Industry experts have stated the major cause of the slowdown to be the global geopolitical situation and its impact on the economy.
“While India’s residential segment’s long-term fundamentals remain strong, the short-term tremors of the Iran War were clearly visible in the first quarter. The 7% dip in sales tracks the war-induced uncertainty, with sentiment and sales clearly affected by surging oil and construction prices - particularly in March.

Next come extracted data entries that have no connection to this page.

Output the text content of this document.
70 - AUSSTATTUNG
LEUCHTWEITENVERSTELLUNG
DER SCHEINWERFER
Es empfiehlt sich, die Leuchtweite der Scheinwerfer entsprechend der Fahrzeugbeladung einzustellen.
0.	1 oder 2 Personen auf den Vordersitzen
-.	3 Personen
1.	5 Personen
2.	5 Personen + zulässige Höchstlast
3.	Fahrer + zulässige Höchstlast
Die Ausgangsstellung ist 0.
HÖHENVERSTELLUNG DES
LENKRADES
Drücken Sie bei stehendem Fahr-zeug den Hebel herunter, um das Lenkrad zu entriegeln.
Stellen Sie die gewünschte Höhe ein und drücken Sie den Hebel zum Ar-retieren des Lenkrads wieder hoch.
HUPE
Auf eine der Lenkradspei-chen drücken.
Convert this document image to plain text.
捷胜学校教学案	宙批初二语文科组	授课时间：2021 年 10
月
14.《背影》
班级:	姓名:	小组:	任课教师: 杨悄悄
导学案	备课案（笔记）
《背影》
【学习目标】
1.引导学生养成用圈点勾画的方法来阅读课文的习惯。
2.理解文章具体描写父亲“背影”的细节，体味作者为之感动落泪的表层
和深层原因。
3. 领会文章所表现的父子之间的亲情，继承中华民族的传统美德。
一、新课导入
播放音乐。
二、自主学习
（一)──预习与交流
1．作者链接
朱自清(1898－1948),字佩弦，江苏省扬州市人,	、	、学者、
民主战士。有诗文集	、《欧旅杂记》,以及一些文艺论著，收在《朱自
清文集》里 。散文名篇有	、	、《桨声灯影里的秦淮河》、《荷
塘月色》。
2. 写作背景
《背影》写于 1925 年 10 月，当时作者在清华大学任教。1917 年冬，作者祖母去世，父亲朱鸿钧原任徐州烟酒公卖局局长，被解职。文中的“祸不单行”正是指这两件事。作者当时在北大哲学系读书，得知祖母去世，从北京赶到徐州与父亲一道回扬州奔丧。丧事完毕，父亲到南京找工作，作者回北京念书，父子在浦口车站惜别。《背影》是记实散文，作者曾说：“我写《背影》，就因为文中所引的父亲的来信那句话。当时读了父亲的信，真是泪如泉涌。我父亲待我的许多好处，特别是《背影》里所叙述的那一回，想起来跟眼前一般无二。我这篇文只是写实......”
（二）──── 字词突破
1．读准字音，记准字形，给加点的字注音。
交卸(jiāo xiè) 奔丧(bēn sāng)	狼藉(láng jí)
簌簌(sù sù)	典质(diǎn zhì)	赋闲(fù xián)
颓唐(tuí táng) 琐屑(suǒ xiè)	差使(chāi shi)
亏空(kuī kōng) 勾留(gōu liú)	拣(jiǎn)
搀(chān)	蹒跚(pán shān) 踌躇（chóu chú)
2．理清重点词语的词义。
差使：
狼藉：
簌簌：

The decline also aligns with large numbers of prospective Middle Eastern homebuyers, who invest significantly in Indian real estate, hitting the pause button under the war cloud,” said Anuj Puri, Chairman, ANAROCK Group.
He further added, “Another key trend this quarter is that new launches have started outpacing sales, reversing the post-pandemic pattern when sales were usually higher.”
Though the current scenario is a result of short-term caution, the long-term prospects for the real estate sector in India look promising. The economic indicators of the country are strong, and along with this, the real estate sector is also benefiting due to urbanisation and rise in income levels. But the rate and speed of the real estate sector’s recovery depend on the resolution of global tensions and restoration of economic stability.